# 🎬 Netflix Content-Based Recommendation System ✨

> _"Where your next favorite show finds you automatically!"_

---

**👨‍💻 Author:** Godlove SHIMA
**📅 Date:** 20th/05/2025
**🛠 Tools Used:**  
`Python` | `Pandas` | `Scikit-learn (sklearn)` | `TF-IDF` | `Cosine Similarity`

**📂 Dataset:** Netflix TV Shows and Movies Metadata

---

## 🎯 Project Objective
> Build a lightweight recommendation system that suggests similar shows/movies based on their metadata (title, cast, director, genre, and description).

---

## 🧰 Key Techniques
- 🍲 Metadata Soup Creation
- ✍️ Text Preprocessing
- 🧠 TF-IDF Vectorization
- 📈 Cosine Similarity Computation
- 🛠 Building a Custom Recommendation Function

---

## 🌟 Expected Outcome
> A system that recommends **10 similar TV shows/movies** when you input your favorite title!

---




# 📑 Table of Contents

1. [Load and Inspect the Data](#load-and-inspect-the-data)
2. [Data Preprocessing](#data-preprocessing)
3. [TF-IDF Vectorization](#tf-idf-vectorization)
4. [Compute Cosine Similarity](#compute-cosine-similarity)
5. [Mapping Title Indices](#mapping-title-indices)
6. [Build the Recommendation Function](#build-the-recommendation-function)
7. [Test the System](#test-the-system)
8. [Conclusion and Reflections](#conclusion-and-reflections)




# 📚 Project Overview

Welcome to my **Netflix Recommendation System** project!  
In this project, I explored a dataset of Netflix titles to build a simple, content-based recommendation system.
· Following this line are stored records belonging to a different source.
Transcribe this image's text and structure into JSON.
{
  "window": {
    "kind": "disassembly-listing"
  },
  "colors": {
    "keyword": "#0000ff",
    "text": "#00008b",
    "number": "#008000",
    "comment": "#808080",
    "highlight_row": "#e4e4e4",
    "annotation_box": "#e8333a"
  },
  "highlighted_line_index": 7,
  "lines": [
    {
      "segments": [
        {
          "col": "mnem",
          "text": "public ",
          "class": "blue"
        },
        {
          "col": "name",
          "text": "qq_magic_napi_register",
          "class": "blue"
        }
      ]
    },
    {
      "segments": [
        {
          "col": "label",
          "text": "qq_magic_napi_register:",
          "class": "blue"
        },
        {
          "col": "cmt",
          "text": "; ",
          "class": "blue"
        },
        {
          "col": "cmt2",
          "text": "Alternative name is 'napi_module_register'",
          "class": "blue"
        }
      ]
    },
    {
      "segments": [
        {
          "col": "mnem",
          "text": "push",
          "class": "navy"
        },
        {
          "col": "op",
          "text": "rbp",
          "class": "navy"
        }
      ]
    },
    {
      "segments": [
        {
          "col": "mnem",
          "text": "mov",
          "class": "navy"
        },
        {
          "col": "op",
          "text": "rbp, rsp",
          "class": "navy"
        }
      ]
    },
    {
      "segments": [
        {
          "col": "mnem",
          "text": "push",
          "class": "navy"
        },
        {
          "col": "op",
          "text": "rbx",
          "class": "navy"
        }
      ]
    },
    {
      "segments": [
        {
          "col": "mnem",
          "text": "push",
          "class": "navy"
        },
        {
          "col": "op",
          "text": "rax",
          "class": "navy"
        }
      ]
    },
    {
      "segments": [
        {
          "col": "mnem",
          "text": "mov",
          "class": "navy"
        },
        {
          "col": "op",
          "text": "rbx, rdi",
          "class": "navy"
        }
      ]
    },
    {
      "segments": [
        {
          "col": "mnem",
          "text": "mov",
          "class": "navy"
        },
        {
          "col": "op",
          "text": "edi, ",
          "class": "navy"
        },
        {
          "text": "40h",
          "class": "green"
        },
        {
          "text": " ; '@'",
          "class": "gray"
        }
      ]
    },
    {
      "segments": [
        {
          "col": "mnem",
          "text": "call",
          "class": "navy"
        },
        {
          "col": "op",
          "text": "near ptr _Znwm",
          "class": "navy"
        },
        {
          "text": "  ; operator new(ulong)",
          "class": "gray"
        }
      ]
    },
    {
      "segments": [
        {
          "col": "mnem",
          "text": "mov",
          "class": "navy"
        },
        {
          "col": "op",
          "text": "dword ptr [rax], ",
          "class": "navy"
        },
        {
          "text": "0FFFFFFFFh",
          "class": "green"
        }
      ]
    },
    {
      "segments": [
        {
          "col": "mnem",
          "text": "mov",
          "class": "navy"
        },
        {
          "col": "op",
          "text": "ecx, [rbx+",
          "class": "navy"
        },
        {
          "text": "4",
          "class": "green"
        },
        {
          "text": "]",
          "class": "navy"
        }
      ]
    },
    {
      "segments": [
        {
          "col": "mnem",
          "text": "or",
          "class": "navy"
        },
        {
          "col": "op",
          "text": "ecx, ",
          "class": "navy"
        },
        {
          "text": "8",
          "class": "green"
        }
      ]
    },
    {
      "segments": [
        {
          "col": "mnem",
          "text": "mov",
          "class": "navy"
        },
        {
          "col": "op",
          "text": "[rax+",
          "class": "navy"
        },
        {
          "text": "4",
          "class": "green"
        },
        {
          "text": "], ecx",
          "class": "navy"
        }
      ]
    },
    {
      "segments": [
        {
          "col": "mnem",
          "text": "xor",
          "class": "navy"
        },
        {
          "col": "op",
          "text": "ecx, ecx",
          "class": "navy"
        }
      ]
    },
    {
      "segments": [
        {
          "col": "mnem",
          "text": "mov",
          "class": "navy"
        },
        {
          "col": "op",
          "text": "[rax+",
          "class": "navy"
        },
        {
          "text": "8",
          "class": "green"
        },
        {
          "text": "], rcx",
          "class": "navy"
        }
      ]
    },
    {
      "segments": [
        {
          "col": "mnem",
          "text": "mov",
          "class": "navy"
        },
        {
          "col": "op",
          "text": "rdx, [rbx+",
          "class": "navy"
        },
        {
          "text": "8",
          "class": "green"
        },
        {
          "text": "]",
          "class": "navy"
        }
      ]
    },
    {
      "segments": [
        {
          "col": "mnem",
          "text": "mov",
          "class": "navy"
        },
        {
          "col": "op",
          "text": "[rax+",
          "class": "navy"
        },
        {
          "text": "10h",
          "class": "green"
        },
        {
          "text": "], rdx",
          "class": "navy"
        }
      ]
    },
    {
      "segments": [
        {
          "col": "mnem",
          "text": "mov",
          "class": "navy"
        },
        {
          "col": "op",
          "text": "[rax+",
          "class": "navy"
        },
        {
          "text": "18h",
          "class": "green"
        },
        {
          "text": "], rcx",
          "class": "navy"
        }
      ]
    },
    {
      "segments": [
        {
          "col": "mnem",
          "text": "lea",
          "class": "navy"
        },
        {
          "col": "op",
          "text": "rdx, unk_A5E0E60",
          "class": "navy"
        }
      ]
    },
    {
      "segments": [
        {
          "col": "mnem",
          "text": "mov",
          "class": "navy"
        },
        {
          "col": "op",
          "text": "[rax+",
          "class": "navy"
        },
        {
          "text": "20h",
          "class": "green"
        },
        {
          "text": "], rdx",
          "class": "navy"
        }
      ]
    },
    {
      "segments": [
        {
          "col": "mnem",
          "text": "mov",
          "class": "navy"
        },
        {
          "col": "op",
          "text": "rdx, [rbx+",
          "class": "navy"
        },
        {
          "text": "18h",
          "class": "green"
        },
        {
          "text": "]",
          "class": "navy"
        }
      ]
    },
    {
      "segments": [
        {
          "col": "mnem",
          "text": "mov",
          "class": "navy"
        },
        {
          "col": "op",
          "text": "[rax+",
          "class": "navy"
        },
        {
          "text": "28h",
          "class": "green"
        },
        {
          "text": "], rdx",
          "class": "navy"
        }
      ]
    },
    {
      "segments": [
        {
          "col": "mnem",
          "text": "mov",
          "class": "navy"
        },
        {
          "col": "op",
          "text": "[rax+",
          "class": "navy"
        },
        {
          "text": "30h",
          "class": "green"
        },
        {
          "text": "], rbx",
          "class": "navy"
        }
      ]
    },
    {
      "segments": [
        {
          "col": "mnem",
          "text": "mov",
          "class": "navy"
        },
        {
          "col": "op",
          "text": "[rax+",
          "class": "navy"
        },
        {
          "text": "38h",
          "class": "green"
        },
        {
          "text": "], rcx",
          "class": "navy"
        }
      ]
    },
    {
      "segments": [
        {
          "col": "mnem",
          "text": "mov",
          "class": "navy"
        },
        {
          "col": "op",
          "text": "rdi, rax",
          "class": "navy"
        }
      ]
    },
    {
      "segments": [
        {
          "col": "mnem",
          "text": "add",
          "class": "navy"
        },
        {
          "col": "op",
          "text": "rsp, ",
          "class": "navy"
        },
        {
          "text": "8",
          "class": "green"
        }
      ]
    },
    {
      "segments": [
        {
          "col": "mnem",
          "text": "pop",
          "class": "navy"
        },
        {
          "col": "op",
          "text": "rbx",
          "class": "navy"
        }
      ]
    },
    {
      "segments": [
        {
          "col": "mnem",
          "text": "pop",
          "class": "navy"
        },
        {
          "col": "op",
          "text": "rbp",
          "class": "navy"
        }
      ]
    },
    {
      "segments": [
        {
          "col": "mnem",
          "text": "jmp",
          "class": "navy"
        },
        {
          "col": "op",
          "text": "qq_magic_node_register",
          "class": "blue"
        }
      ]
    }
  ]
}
By combining metadata such as **title**, **director**, **cast**, **genres**, and **description** into a "content profile," I applied Natural Language Processing (NLP) techniques like **TF-IDF Vectorization** and **Cosine Similarity** to find shows or movies similar to a given title.

🎯 **Main Goal:**  
Create a functional and understandable recommender system that can suggest Netflix titles based on content similarity.

🛠️ **Skills Practiced:**  
- Data Preprocessing
- TF-IDF Vectorization
- Cosine Similarity Computation
- Building a Custom Recommendation Function

✨ **Why This Project Matters:**  
This project helped me practice important data science skills and offered a fun introduction to building recommender systems from scratch!

---

📅 **Date Completed:** 20th April 2025  
👨‍💻 **Author:** Godlove SHIMA


# 🚀 Let's Get Started!

In [1]:
import pandas as pd
from sklearn.feature_extraction.text import TfidfVectorizer
from sklearn.metrics.pairwise import cosine_similarity


# Load and Inspect the Data

In [2]:

netglitch = pd.read_csv('C:/Users/user/Desktop/netflix_titles.csv')

netglitch.head()


Unnamed: 0,show_id,type,title,director,cast,country,date_added,release_year,rating,duration,listed_in,description
0,s1,Movie,Dick Johnson Is Dead,Kirsten Johnson,,United States,"September 25, 2021",2020,PG-13,90 min,Documentaries,"As her father nears the end of his life, filmm..."
1,s2,TV Show,Blood & Water,,"Ama Qamata, Khosi Ngema, Gail Mabalane, Thaban...",South Africa,"September 24, 2021",2021,TV-MA,2 Seasons,"International TV Shows, TV Dramas, TV Mysteries","After crossing paths at a party, a Cape Town t..."
2,s3,TV Show,Ganglands,Julien Leclercq,"Sami Bouajila, Tracy Gotoas, Samuel Jouy, Nabi...",,"September 24, 2021",2021,TV-MA,1 Season,"Crime TV Shows, International TV Shows, TV Act...",To protect his family from a powerful drug lor...
3,s4,TV Show,Jailbirds New Orleans,,,,"September 24, 2021",2021,TV-MA,1 Season,"Docuseries, Reality TV","Feuds, flirtations and toilet talk go down amo..."
4,s5,TV Show,Kota Factory,,"Mayur More, Jitendra Kumar, Ranjan Raj, Alam K...",India,"September 24, 2021",2021,TV-MA,2 Seasons,"International TV Shows, Romantic TV Shows, TV ...",In a city of coaching centers known to train I...


**Observation**:  
Here we check the basic structure of the dataset and identify which columns are useful for building our content profiles.


# Data Preprocessing

In [5]:

netglitch['description'] = netglitch['description'].fillna('')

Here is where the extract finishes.